É neste contexto, muito sumariamente traçado, que os bancos
estão a transferir para os cidadãos em geral, mas com fortíssima incidência nos
rendimentos do trabalho, os prejuízos que acumularam em consequência de operações
de altíssimo risco que proporcionaram lucros elevadíssimos aos seus executivos e
aos especuladores, mas também em consequência dos financiamentos no sector
imobiliário, ele também altamente especulativo, que obviamente colapsou mal
estancou a fonte de financiamento que o alimentava, já para não falar nos
empréstimos que contraíram para financiar o consumo e outras actividades que em
nada beneficiaram as respectivas economias.
Estas diversas causas do colapso do sistema financeiro não têm a mesma incidência em toda a zona euro, nem as mesmas causas a mesma intensidade em todos os países.

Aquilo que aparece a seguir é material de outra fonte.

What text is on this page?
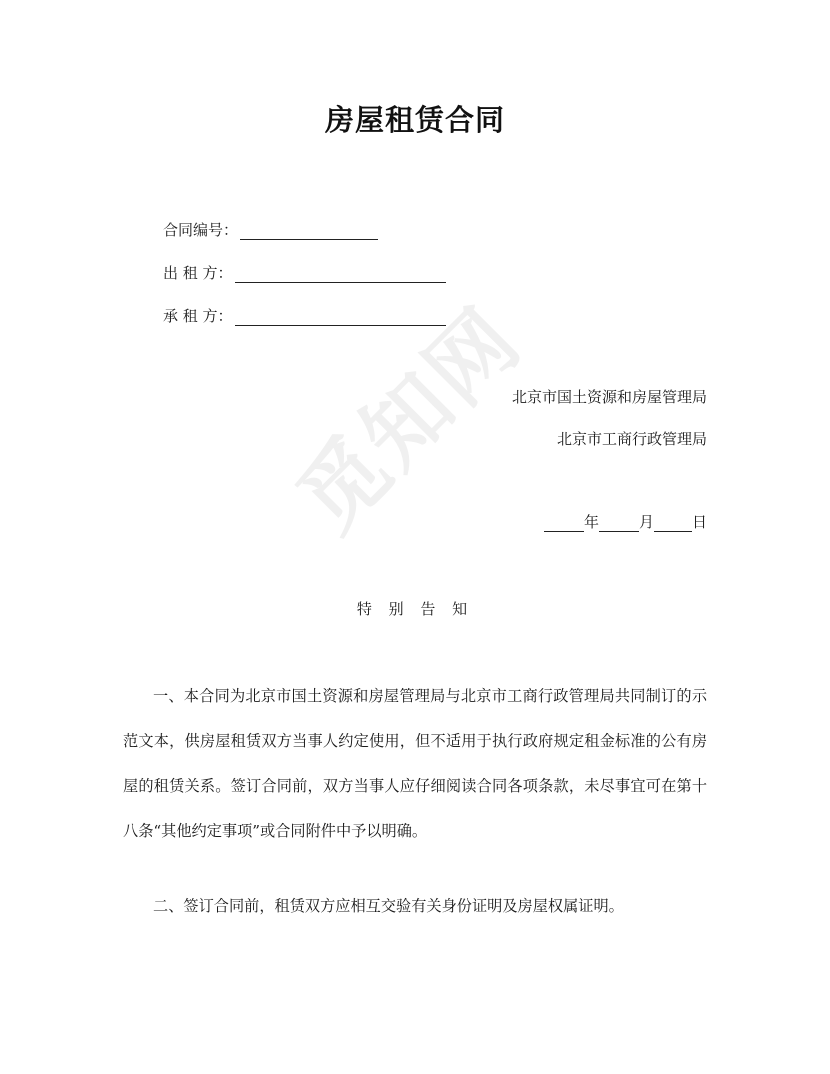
觅知网
房屋租赁合同
合同编号：
出 租 方：
承 租 方：
北京市国土资源和房屋管理局
北京市工商行政管理局
年	月	日
特 别 告 知
一、本合同为北京市国土资源和房屋管理局与北京市工商行政管理局共同制订的示范文本，供房屋租赁双方当事人约定使用，但不适用于执行政府规定租金标准的公有房屋的租赁关系。签订合同前，双方当事人应仔细阅读合同各项条款，未尽事宜可在第十八条“其他约定事项”或合同附件中予以明确。
二、签订合同前，租赁双方应相互交验有关身份证明及房屋权属证明。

A bolha imobiliária, por exemplo, está particularmente presente na Irlanda e em Espanha, embora tenha reflexos em
todo o sistema financeiro europeu.
E nem sequer se ouse dizer como alguns insinuam e os mais
desavergonhados afirmam que foram os Estados que faliram os bancos. Esse
argumento é falso, já que o activo constituído pelos créditos sobre os Estados continua a ser o mais seguro de todo o
sistema financeiro, seja ele representado por títulos da dívida pública, seja
por créditos sobre o sector público empresarial. Não só nenhum desses empréstimos ou
títulos deixaram de ser pagos na data do vencimento, como uma parte
considerável desses activos – os títulos da dívida pública – têm permitido aos
bancos aceder aos leilões do BCE dando-os em garantia do dinheiro que recebem.
Dinheiro que recebem a 1% e aplicam a taxa várias vezes superior.
O argumento de que os bancos são demasiado grandes para falir
fez com que o Estado por todo os lado entrasse com o dinheiro necessário para os
salvar. O modo como isso se tem feito também não é uniforme. Depende do grau de
democratização das respectivas sociedades. Se as sociedades são
democraticamente fortes, o Estado, embora “meta o dinheiro”, vê-se obrigado a
criar simultaneamente condições de acesso à gestão do banco e de retorno
relativamente satisfatórias, participando obviamente do capital social na
medida dos capitais que proporcionou.
Pelo contrário, se as sociedades em que o fenómeno ocorre são
democraticamente frágeis, como é o nosso caso, e se os respectivos governos
actuam como agentes do capital financeiro, as operações de capitalização estão
revestidas da maior opacidade, exactamente para se não saber que o Estado não
impôs condições satisfatórias de retorno do capital investido, não participa da
gestão nem tão-pouco passa a integrar o respectivo capital social na medida do
contributo prestado.
Ou seja, neste tipo de sociedades em que do regulador aos
respectivos governos todos actuam como agentes do capital financeiro reúnem-se
facilmente as condições necessárias para um saque gigantesco. Saque em que as famigeradas
“Troikas” se não metem, pois como agentes descarados que são do capital financeiro
internacional nada têm a opor ao “fortalecimento” do sistema financeiro.
Este é um dos tais casos em que não basta apenas protestar,
como se fez no BPN e no BPP, é preciso que o Ministro das Finanças ou o
Primeiro Ministro expliquem “tim tim por tim tim” o que estão a fazer com o dinheiro
dos portugueses. E os portugueses não querem saber muito, querem apenas, sem
ambiguidades ,saber: a) quanto e a que bancos emprestaram; b) causas e natureza
desses passivos; c) natureza jurídica da intervenção do Estado; d) condições de
retorno (tempo e remuneração) do capital investido.